US President Joe Biden’s national security adviser Jake Sullivan will meet in Tokyo on Friday with his Japanese and Philippine counterparts Takeo Akiba and Eduardo Ano in the first of a series of regular meetings to discuss security cooperation. security.
LOOSENING THE RULES
The scope of Japanese military aid is limited by a self-imposed ban on exports of lethal equipment.
Prime Minister Fumio Kishida promised in December to review that restriction when he unveiled an unprecedented five-year military buildup that will double defense spending within five years.
Looser export rules are expected in the coming months, but as pressure mounts on industrial economies to help Ukraine, Tokyo has begun testing those restrictions.
After Ukrainian President Volodymyr Zelenskiy visited Japan last month for the Group of Seven leaders’ summit, Kishida donated military trucks and other vehicles. Tokyo has also told the United States that it can buy industrial explosives in Japan for artillery shells destined for Ukraine, and can provide shells to the United States, freeing up supplies for Kiev.
Japan’s military aid to the Philippines “will expand step by step and my hope is that it will change to include lethal weapons” such as anti-ship missiles, said Kawano, who served as head of the Japan Self-Defense Forces (SDF). Joint Chiefs of Staff for five years until 2019.
Kawano and government officials who spoke to Reuters predicted that Manila could give Japan access to its military bases, as it does the United States, by allowing Japanese SDF planes to patrol the South China Sea. Japan can monitor the waters east of Taiwan from the island of Yonaguni, some 100 kilometers away.
In February, Philippine President Ferdinand Marcos Jr. and Kishida agreed in Tokyo that their military would cooperate on disaster relief.

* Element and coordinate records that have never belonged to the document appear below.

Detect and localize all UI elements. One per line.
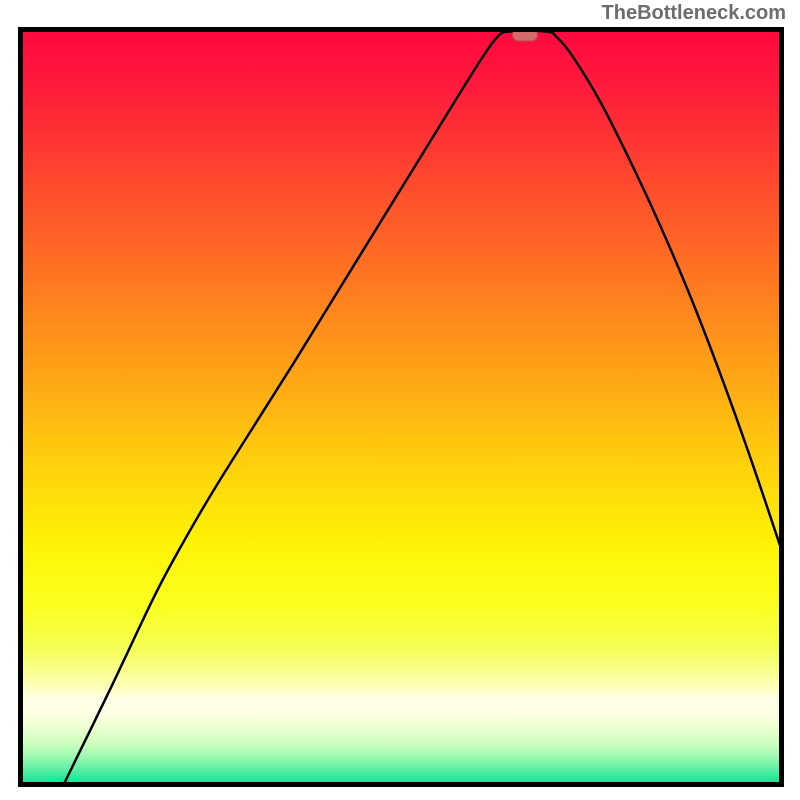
plot-area [18,27,784,787]
watermark-text: TheBottleneck.com [602,2,786,25]
plot-border [18,27,784,787]
bottleneck-chart: TheBottleneck.com [0,0,800,800]
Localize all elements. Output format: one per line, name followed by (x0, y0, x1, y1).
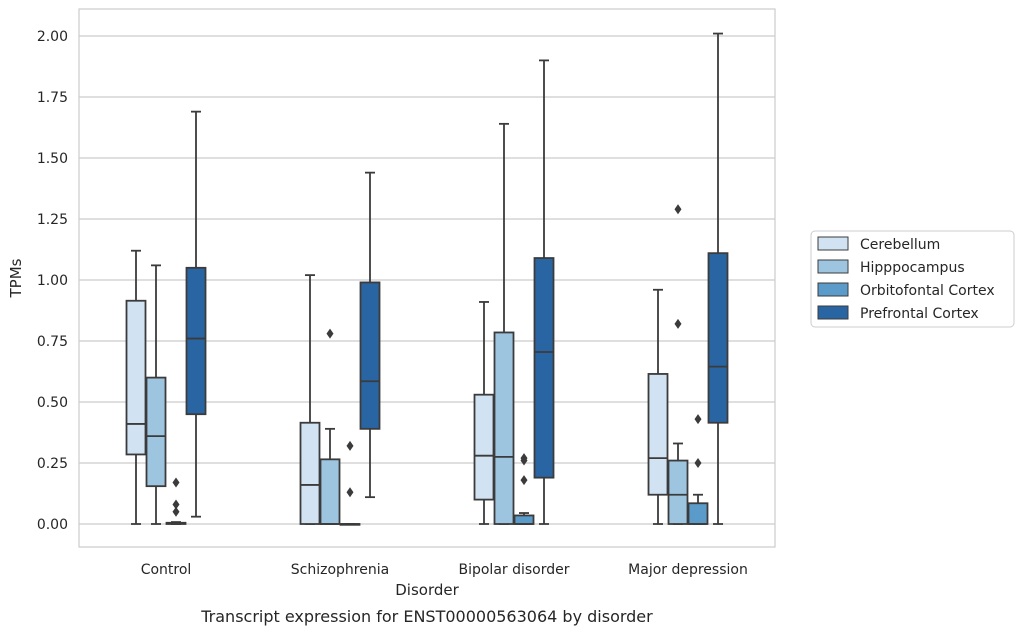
box (647, 373, 669, 496)
legend: Cerebellum Hipppocampus Orbitofontal Corte… (810, 230, 1015, 328)
box-group (687, 414, 709, 525)
x-tick-label: Major depression (628, 562, 748, 578)
outlier-point (674, 318, 682, 329)
y-tick-label: 0.75 (37, 334, 68, 350)
box (667, 459, 689, 525)
outlier-point (172, 506, 180, 517)
y-tick-label: 0.00 (37, 517, 68, 533)
y-axis-title: TPMs (7, 258, 25, 298)
box-group (185, 110, 207, 518)
y-tick-label: 1.50 (37, 151, 68, 167)
x-axis-title: Disorder (395, 581, 459, 599)
legend-swatch (817, 305, 849, 320)
box-group (707, 32, 729, 525)
legend-label: Orbitofontal Cortex (860, 283, 995, 299)
box-group (339, 440, 361, 526)
outlier-point (172, 477, 180, 488)
y-tick-label: 0.50 (37, 395, 68, 411)
box (513, 514, 535, 525)
box (359, 281, 381, 430)
outlier-point (694, 414, 702, 425)
box-group (125, 249, 147, 525)
legend-swatch (817, 236, 849, 251)
box-group (145, 264, 167, 525)
y-tick-label: 0.25 (37, 456, 68, 472)
outlier-point (172, 499, 180, 510)
box (493, 331, 515, 525)
x-tick-label: Schizophrenia (291, 562, 389, 578)
outlier-point (694, 458, 702, 468)
box-group (513, 453, 535, 525)
legend-swatch (817, 259, 849, 274)
box-group (165, 477, 187, 525)
box (185, 266, 207, 416)
chart-caption: Transcript expression for ENST0000056306… (200, 607, 653, 626)
legend-frame (810, 230, 1015, 328)
box-group (473, 301, 495, 525)
box-group (299, 274, 321, 525)
grid-lines (79, 35, 775, 525)
legend-swatch (817, 282, 849, 297)
x-tick-label: Bipolar disorder (458, 562, 569, 578)
box-series (125, 32, 729, 526)
outlier-point (520, 453, 528, 464)
y-tick-label: 1.75 (37, 90, 68, 106)
box (299, 421, 321, 525)
y-tick-labels: 0.00 0.25 0.50 0.75 1.00 1.25 1.50 1.75 2.00 (37, 29, 68, 533)
box (125, 299, 147, 456)
outlier-point (346, 440, 354, 451)
plot-area-frame (78, 8, 776, 548)
box (533, 257, 555, 479)
box-group (533, 59, 555, 525)
outlier-point (326, 328, 334, 339)
box-group (359, 171, 381, 499)
outlier-point (520, 475, 528, 486)
y-tick-label: 1.00 (37, 273, 68, 289)
y-tick-label: 1.25 (37, 212, 68, 228)
legend-label: Cerebellum (860, 237, 940, 253)
box (473, 393, 495, 501)
box (687, 502, 709, 525)
box-group (493, 122, 515, 525)
box (707, 252, 729, 424)
box-group (667, 204, 689, 525)
outlier-point (674, 204, 682, 215)
outlier-point (346, 487, 354, 498)
box-group (647, 288, 669, 525)
x-tick-labels: Control Schizophrenia Bipolar disorder Majo… (141, 562, 748, 578)
legend-label: Hipppocampus (860, 260, 965, 276)
y-tick-label: 2.00 (37, 29, 68, 45)
box (319, 458, 341, 525)
legend-label: Prefrontal Cortex (860, 306, 979, 322)
x-tick-label: Control (141, 562, 192, 578)
box (145, 376, 167, 488)
box-group (319, 328, 341, 525)
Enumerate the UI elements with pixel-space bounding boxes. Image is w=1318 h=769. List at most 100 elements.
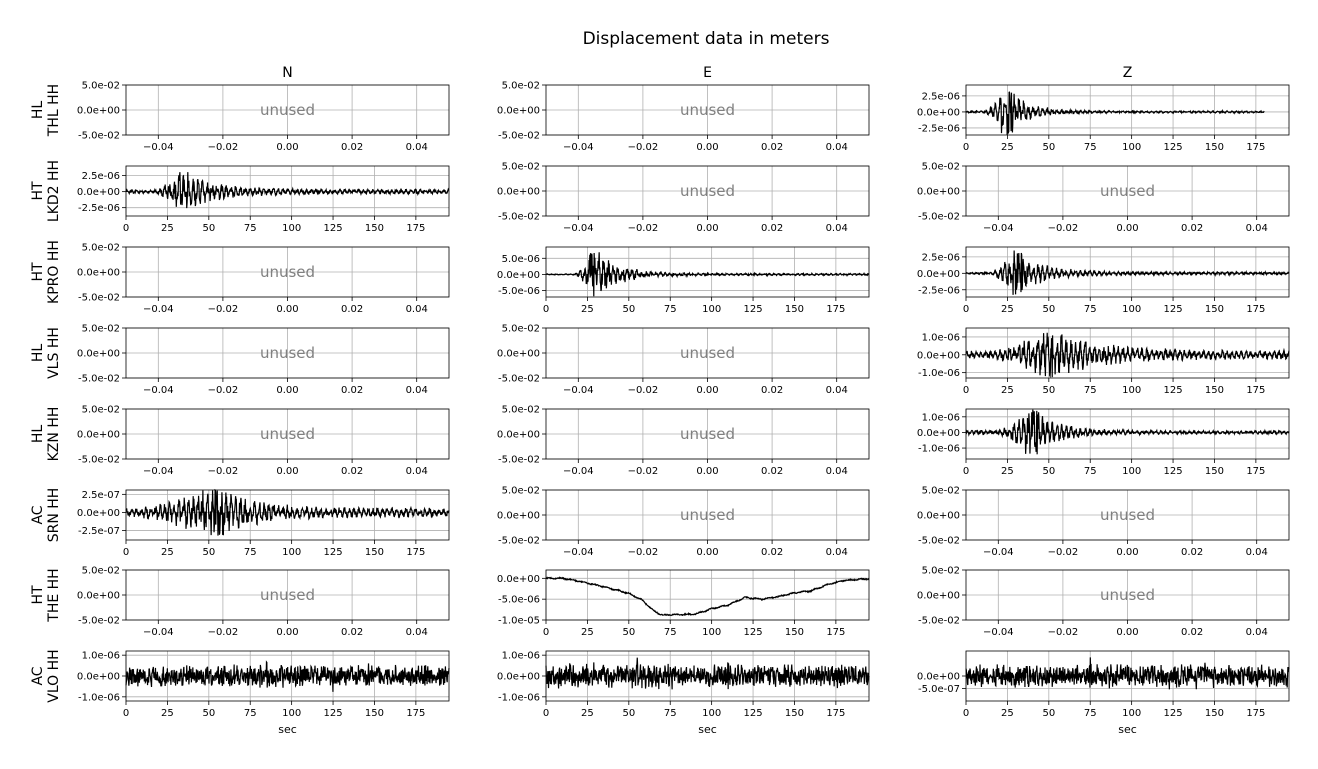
y-tick-label: 0.0e+00 xyxy=(917,511,960,522)
x-tick-label: 150 xyxy=(1205,708,1224,719)
x-tick-label: 100 xyxy=(702,304,721,315)
row-label: HLVLS HH xyxy=(30,327,62,379)
x-tick-label: 100 xyxy=(1122,385,1141,396)
y-tick-label: 0.0e+00 xyxy=(77,672,120,683)
axes-frame xyxy=(545,246,870,298)
x-tick-label: 50 xyxy=(202,547,215,558)
x-tick-label: −0.02 xyxy=(628,385,659,396)
row-label: HTKPRO HH xyxy=(30,240,62,304)
x-tick-label: 0.04 xyxy=(1246,223,1268,234)
x-tick-label: −0.04 xyxy=(563,466,594,477)
subplot-kpro-hh-z: 0 25 50 75 100 125 150 175 2.5e-06 0.0e+00 -2.5e-0… xyxy=(917,246,1290,315)
x-tick-label: 150 xyxy=(365,223,384,234)
x-tick-label: 0.04 xyxy=(826,223,848,234)
x-tick-label: 0.04 xyxy=(406,304,428,315)
x-tick-label: 50 xyxy=(1042,708,1055,719)
x-tick-label: 25 xyxy=(161,708,174,719)
x-tick-label: 175 xyxy=(406,223,425,234)
y-tick-label: -5.0e-07 xyxy=(918,684,960,695)
unused-label: unused xyxy=(680,344,735,362)
trace-line-z xyxy=(965,250,1290,295)
subplot-lkd2-hh-e: unused −0.04 −0.02 0.00 0.02 0.04 5.0e-02 0.0e+… xyxy=(497,162,870,234)
unused-label: unused xyxy=(1100,182,1155,200)
y-tick-label: -5.0e-02 xyxy=(78,293,120,304)
row-label-station: KPRO HH xyxy=(46,240,62,304)
row-label: ACVLO HH xyxy=(30,649,62,702)
column-title-n: N xyxy=(282,65,292,81)
y-tick-label: 2.5e-06 xyxy=(922,252,960,263)
x-tick-label: 0.02 xyxy=(341,142,363,153)
x-tick-label: 175 xyxy=(1246,142,1265,153)
x-tick-label: 0.02 xyxy=(341,627,363,638)
x-tick-label: 125 xyxy=(744,627,763,638)
x-tick-label: 75 xyxy=(244,547,257,558)
subplot-vls-hh-z: 0 25 50 75 100 125 150 175 1.0e-06 0.0e+00 -1.0e-0… xyxy=(917,327,1290,396)
trace-line-z xyxy=(965,91,1265,135)
x-tick-label: −0.04 xyxy=(983,547,1014,558)
y-tick-label: -5.0e-02 xyxy=(498,212,540,223)
y-tick-label: 2.5e-07 xyxy=(82,490,120,501)
x-tick-label: 150 xyxy=(785,708,804,719)
x-tick-label: 0.04 xyxy=(826,466,848,477)
subplot-the-hh-z: unused −0.04 −0.02 0.00 0.02 0.04 5.0e-02 0.0e+… xyxy=(917,566,1290,638)
x-tick-label: 0.02 xyxy=(341,385,363,396)
x-tick-label: −0.04 xyxy=(563,385,594,396)
subplot-thl-hh-z: 0 25 50 75 100 125 150 175 2.5e-06 0.0e+00 -2.5e-0… xyxy=(917,65,1290,153)
y-tick-label: 5.0e-02 xyxy=(502,486,540,497)
subplot-kzn-hh-z: 0 25 50 75 100 125 150 175 1.0e-06 0.0e+00 -1.0e-0… xyxy=(917,408,1290,477)
x-tick-label: 0.02 xyxy=(761,223,783,234)
x-tick-label: 0.02 xyxy=(761,547,783,558)
subplot-the-hh-e: 0 25 50 75 100 125 150 175 0.0e+00 -5.0e-06 -1.0e-… xyxy=(497,569,870,638)
y-tick-label: -5.0e-02 xyxy=(498,455,540,466)
x-tick-label: 150 xyxy=(1205,142,1224,153)
y-tick-label: 0.0e+00 xyxy=(917,269,960,280)
y-tick-label: 1.0e-06 xyxy=(82,651,120,662)
y-tick-label: 0.0e+00 xyxy=(497,511,540,522)
x-axis-label: sec xyxy=(1118,723,1137,736)
subplot-kpro-hh-n: unused −0.04 −0.02 0.00 0.02 0.04 5.0e-02 0.0e+… xyxy=(77,243,450,315)
row-label-network: AC xyxy=(30,666,46,685)
row-label-network: AC xyxy=(30,505,46,524)
unused-label: unused xyxy=(680,182,735,200)
x-tick-label: 50 xyxy=(622,304,635,315)
unused-label: unused xyxy=(1100,506,1155,524)
x-tick-label: 25 xyxy=(581,627,594,638)
y-tick-label: 0.0e+00 xyxy=(77,349,120,360)
y-tick-label: 5.0e-06 xyxy=(502,254,540,265)
x-tick-label: 0.04 xyxy=(1246,547,1268,558)
x-tick-label: 0.04 xyxy=(826,142,848,153)
x-tick-label: 150 xyxy=(785,304,804,315)
x-tick-label: −0.04 xyxy=(143,466,174,477)
y-tick-label: 5.0e-02 xyxy=(502,81,540,92)
x-tick-label: 50 xyxy=(202,708,215,719)
y-tick-label: 2.5e-06 xyxy=(922,91,960,102)
x-tick-label: 0.00 xyxy=(1116,547,1138,558)
subplot-kzn-hh-n: unused −0.04 −0.02 0.00 0.02 0.04 5.0e-02 0.0e+… xyxy=(77,405,450,477)
x-tick-label: −0.02 xyxy=(1048,223,1079,234)
x-tick-label: 25 xyxy=(161,547,174,558)
x-tick-label: 0.00 xyxy=(276,385,298,396)
row-label-network: HT xyxy=(30,262,46,282)
y-tick-label: 0.0e+00 xyxy=(497,430,540,441)
x-tick-label: 0 xyxy=(123,223,129,234)
unused-label: unused xyxy=(260,425,315,443)
subplot-thl-hh-n: unused −0.04 −0.02 0.00 0.02 0.04 5.0e-02 0.0e+… xyxy=(77,65,450,153)
x-tick-label: 25 xyxy=(1001,708,1014,719)
row-label-network: HL xyxy=(30,344,46,363)
x-tick-label: −0.04 xyxy=(563,223,594,234)
x-tick-label: −0.04 xyxy=(563,142,594,153)
y-tick-label: -5.0e-02 xyxy=(918,536,960,547)
subplot-srn-hh-z: unused −0.04 −0.02 0.00 0.02 0.04 5.0e-02 0.0e+… xyxy=(917,486,1290,558)
x-tick-label: 150 xyxy=(1205,385,1224,396)
x-tick-label: −0.02 xyxy=(1048,547,1079,558)
x-tick-label: 25 xyxy=(1001,466,1014,477)
x-tick-label: 0.04 xyxy=(406,142,428,153)
x-tick-label: −0.02 xyxy=(208,304,239,315)
y-tick-label: 0.0e+00 xyxy=(77,106,120,117)
x-tick-label: 75 xyxy=(664,627,677,638)
x-tick-label: 0 xyxy=(543,627,549,638)
row-label-network: HT xyxy=(30,181,46,201)
y-tick-label: 0.0e+00 xyxy=(917,107,960,118)
x-tick-label: 125 xyxy=(1164,304,1183,315)
x-tick-label: −0.04 xyxy=(143,304,174,315)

That meeting, in which Kishida also promised Marcos 600 billion yen ($4.3 billion) in development aid and private investment, was preceded in December by the first visit to the Philippines by Japanese fighter jets and a series of meetings high level military. In March, Japan watched military exercises by the United States and the Philippines, and this month its coast guards trained together for the first time.
All of this, experts say, could be a precursor to a reciprocal access agreement (RAA) that would allow both countries to deploy their forces on each other’s soil. If Manila agrees to such a deal, Tokyo has RAAs with Britain and Australia, a pact could be concluded within a year, another of the three Japanese government officials said.
“Since the change of administration, the Philippines has been giving very positive signals, and that could mean a quick deal,” said Yusuke Ishihara, a senior fellow at Japan’s National Institute for Defense Studies. But he said that Japan and the United States are moving forward carefully in the trilateral talks with the Philippines.
“He is sensitive to his relations with China. The trick will be to reassure the Philippines by discussing economic or economic security issues rather than just defense,” she said.